LEKSTROOM REGIO – Wat opviel bij de verkiezingsuitslag in 2023 is dat in ieder stembureau in de Lekstroomregio de PVV of de VVD de grootste werd, behalve in het noorden van Houten. Daar won GroenLinks-PvdA steeds met minstens drie procentpunt. Waar dat door komt? Politiek geograaf Jaap van Slageren: ‘Hoogopgeleide stedelijke professionals worden Utrecht uit gedreven.’

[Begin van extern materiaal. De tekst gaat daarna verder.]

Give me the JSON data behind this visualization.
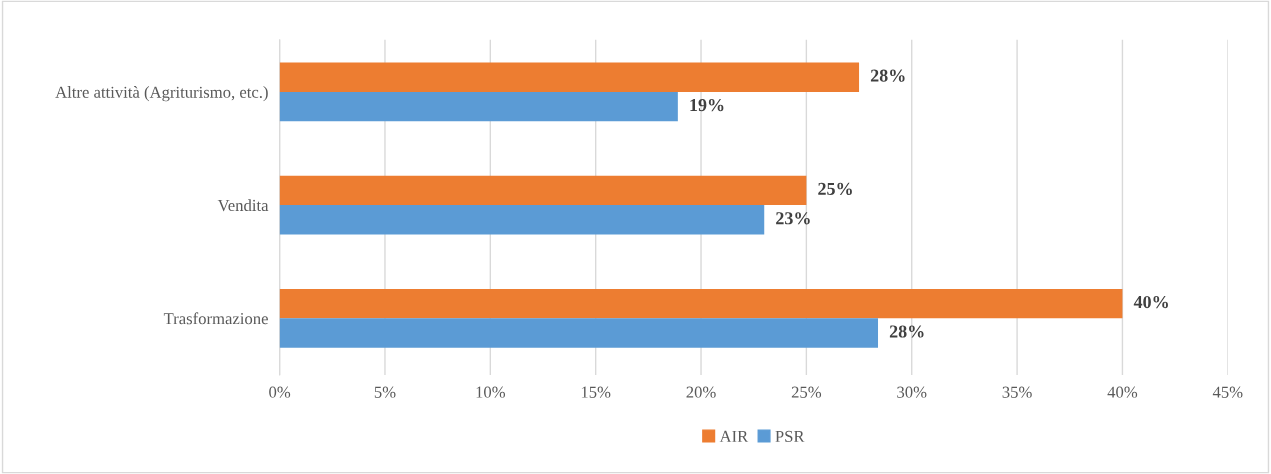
{
  "chart_data": {
    "type": "bar",
    "orientation": "horizontal",
    "categories": [
      "Altre attività (Agriturismo, etc.)",
      "Vendita",
      "Trasformazione"
    ],
    "series": [
      {
        "name": "AIR",
        "color": "#ed7d31",
        "values": [
          27.5,
          25,
          40
        ],
        "value_labels": [
          "28%",
          "25%",
          "40%"
        ]
      },
      {
        "name": "PSR",
        "color": "#5b9bd5",
        "values": [
          18.9,
          23,
          28.4
        ],
        "value_labels": [
          "19%",
          "23%",
          "28%"
        ]
      }
    ],
    "xlim": [
      0,
      45
    ],
    "xticks": [
      {
        "value": 0,
        "label": "0%"
      },
      {
        "value": 5,
        "label": "5%"
      },
      {
        "value": 10,
        "label": "10%"
      },
      {
        "value": 15,
        "label": "15%"
      },
      {
        "value": 20,
        "label": "20%"
      },
      {
        "value": 25,
        "label": "25%"
      },
      {
        "value": 30,
        "label": "30%"
      },
      {
        "value": 35,
        "label": "35%"
      },
      {
        "value": 40,
        "label": "40%"
      },
      {
        "value": 45,
        "label": "45%"
      }
    ],
    "grid": "x",
    "legend": "bottom"
  }
}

Zeker in 2023, meent Jaap van Slageren, was opleidingstype een goede indicator voor de verkiezingsluitslag. Migratie was – ook toen – een van de belangrijkste verkiezingsthema’s. Van Slageren onderzoekt aan de Universiteit Utrecht wat bepaald stemgedrag in regio’s bepaalt. En juist hoe mensen staan tegenover sociaal-culturele thema’s, zoals asielopvang, hangt samen met opleidingsniveau. “Theoretisch opgeleiden stemmen vaker links, maar ook iets vaker VVD, terwijl praktisch opgeleiden vaker PVV stemmen.”
Naar Houten gedreven
En die theoretisch opgeleide ‘stedelijke professionals’ trekken naar de omringende gebieden van Utrecht, weggedreven door de hoge huizenprijzen in de stad. “Eerst Noord-Houten, maar je ziet nu hetzelfde gebeuren in Noord-Nieuwegein. Deze nieuwe bewoners zijn theoretischer opgeleid, vaker werkzaam in de dienstensector en jonger. Die groep stemt meer GroenLinks-PvdA, D66 en de kleine linkse partijen.” Theoretisch opgeleiden stemmen ook VVD, weet Van Slageren, maar die werken vaker in de private sector en zijn wat vermogender. “Die hoeven dan ook minder naar Houten uit te wijken.”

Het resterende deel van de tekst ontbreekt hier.